- How to run the program
- Compile and run program with the following commands
mkdir build/ cd build cmake .. make ./src/main arg1 arg2 arg3 arg4
- arg1 can be either pi or arithmetic depending on what you want to calculate
- arg2 can be either write or print depending on if you want to write to file or print to screen
- arg3 can be either any integer representing precision of output
- arg4 can be either comma or pipe or space (anything other than comma or pipe will be interpreted as space) and represents the separator used in writing to file. When printing to screen only space is used as it does not make sense (in terms of readability) to use any other separator when printing to screen
Plotting of convergence of the pi calculation can be acccomplished by running python script plotting.py in the homework2/src/ directory as follows: python3 plotting.py filename where filename is the name of the output file (e.g., out.csv which is located in the build/ directory)
./main pi write 8 comma
or, for example,
./main arithmetic write 10 pipe
python3 plotting.py out.csv
or, for example,
python3 plotting.py out.psv
- Note that WriteSeries has been removed due to PrintSeries is now able to both print to screen and write to file. Thus no need for WriteSeries any more as all functionality is in PrintSeries. You can check out the git history if you're interested.

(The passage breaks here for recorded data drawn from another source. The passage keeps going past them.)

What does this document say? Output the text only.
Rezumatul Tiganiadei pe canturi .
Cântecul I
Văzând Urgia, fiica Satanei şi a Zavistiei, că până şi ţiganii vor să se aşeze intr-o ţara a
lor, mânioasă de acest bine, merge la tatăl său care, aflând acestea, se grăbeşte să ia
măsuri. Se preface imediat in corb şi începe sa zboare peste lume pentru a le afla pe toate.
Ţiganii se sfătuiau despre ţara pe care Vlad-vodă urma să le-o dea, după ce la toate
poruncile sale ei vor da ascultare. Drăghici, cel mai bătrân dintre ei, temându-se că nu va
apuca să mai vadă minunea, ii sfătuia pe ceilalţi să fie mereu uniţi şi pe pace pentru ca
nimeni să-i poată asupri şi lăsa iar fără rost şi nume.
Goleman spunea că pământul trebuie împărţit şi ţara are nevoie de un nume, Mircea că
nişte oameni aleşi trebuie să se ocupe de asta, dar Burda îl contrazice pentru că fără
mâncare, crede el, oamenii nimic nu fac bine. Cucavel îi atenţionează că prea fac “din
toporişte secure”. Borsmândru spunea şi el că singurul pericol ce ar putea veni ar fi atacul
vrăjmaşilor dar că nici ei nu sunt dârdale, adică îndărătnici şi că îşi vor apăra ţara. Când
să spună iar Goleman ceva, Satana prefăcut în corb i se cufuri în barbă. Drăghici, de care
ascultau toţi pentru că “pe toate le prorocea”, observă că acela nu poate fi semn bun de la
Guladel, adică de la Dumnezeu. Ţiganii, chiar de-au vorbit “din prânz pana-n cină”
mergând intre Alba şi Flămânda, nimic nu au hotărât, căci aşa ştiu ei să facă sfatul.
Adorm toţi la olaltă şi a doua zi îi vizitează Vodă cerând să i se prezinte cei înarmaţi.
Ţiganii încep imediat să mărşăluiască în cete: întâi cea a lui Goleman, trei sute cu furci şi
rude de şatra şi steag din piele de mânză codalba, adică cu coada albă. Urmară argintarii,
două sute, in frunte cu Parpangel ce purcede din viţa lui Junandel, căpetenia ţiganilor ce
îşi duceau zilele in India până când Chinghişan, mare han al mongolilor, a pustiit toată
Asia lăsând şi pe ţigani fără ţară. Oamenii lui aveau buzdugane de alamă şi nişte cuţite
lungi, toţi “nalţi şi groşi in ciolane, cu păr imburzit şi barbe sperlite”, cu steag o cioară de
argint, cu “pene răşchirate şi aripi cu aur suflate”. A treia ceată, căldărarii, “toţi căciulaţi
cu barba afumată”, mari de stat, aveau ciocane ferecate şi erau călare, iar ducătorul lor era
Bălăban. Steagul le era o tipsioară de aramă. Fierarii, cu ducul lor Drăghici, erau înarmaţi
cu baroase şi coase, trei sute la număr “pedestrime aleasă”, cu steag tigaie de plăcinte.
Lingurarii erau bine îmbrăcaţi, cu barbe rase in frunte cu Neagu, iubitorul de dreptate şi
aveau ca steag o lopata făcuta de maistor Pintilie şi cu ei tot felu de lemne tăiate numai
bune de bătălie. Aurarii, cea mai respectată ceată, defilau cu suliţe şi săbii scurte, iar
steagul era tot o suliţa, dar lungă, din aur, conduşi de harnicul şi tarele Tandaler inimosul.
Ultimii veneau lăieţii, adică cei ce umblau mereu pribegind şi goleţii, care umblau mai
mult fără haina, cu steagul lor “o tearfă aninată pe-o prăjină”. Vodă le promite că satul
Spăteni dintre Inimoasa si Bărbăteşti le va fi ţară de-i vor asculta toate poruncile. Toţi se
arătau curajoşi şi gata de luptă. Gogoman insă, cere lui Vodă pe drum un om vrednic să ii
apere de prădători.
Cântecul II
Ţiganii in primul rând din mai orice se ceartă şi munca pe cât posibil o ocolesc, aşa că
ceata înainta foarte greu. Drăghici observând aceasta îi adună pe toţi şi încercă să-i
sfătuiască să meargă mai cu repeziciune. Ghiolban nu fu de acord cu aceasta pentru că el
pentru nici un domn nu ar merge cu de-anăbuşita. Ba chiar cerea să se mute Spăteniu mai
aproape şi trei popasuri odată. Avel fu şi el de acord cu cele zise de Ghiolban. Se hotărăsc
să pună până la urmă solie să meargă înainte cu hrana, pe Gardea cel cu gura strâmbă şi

- Since Series, ComputePi and ComputeArithmetic are rather small classes (i.e., have simple member functions) we chose not to separate declarations and definitions into .hh and .cc file for readability. In other words, the definitions of the member functions are found in the respective .hh files.
- Answer to Exercise 2.1: What is the best way/strategy to divide the work among yourselves?
- Define the subsets of parts which can be (mostly) independent and divide them in a suitable way between each members. Work on the independent parts (1) of the same task/project (2).
(1) : To minimize overlaps/collisions ( parallel process) (2) : To be able to debug and adapt regularly the growing project and understand the problems of each others. ( iterative process)
- Brainstorm discuss and think (with+without the members) on how to solve the most complexe tasks/parts.
- Assemble and adapt each piece of the project step by step.
T(n) = O(n)+ O(n^2/f)
T(n) = O(n)+ O(n/f)
- Answer to Exercise 5.5: If you want to reduce the rounding errors over floating point operation by summing terms reversely,
- What is the best complexity you can achieve ?
T(n) = 2*O(n)
Reversing the summation order to reduce the rounding errors will not change the complexity.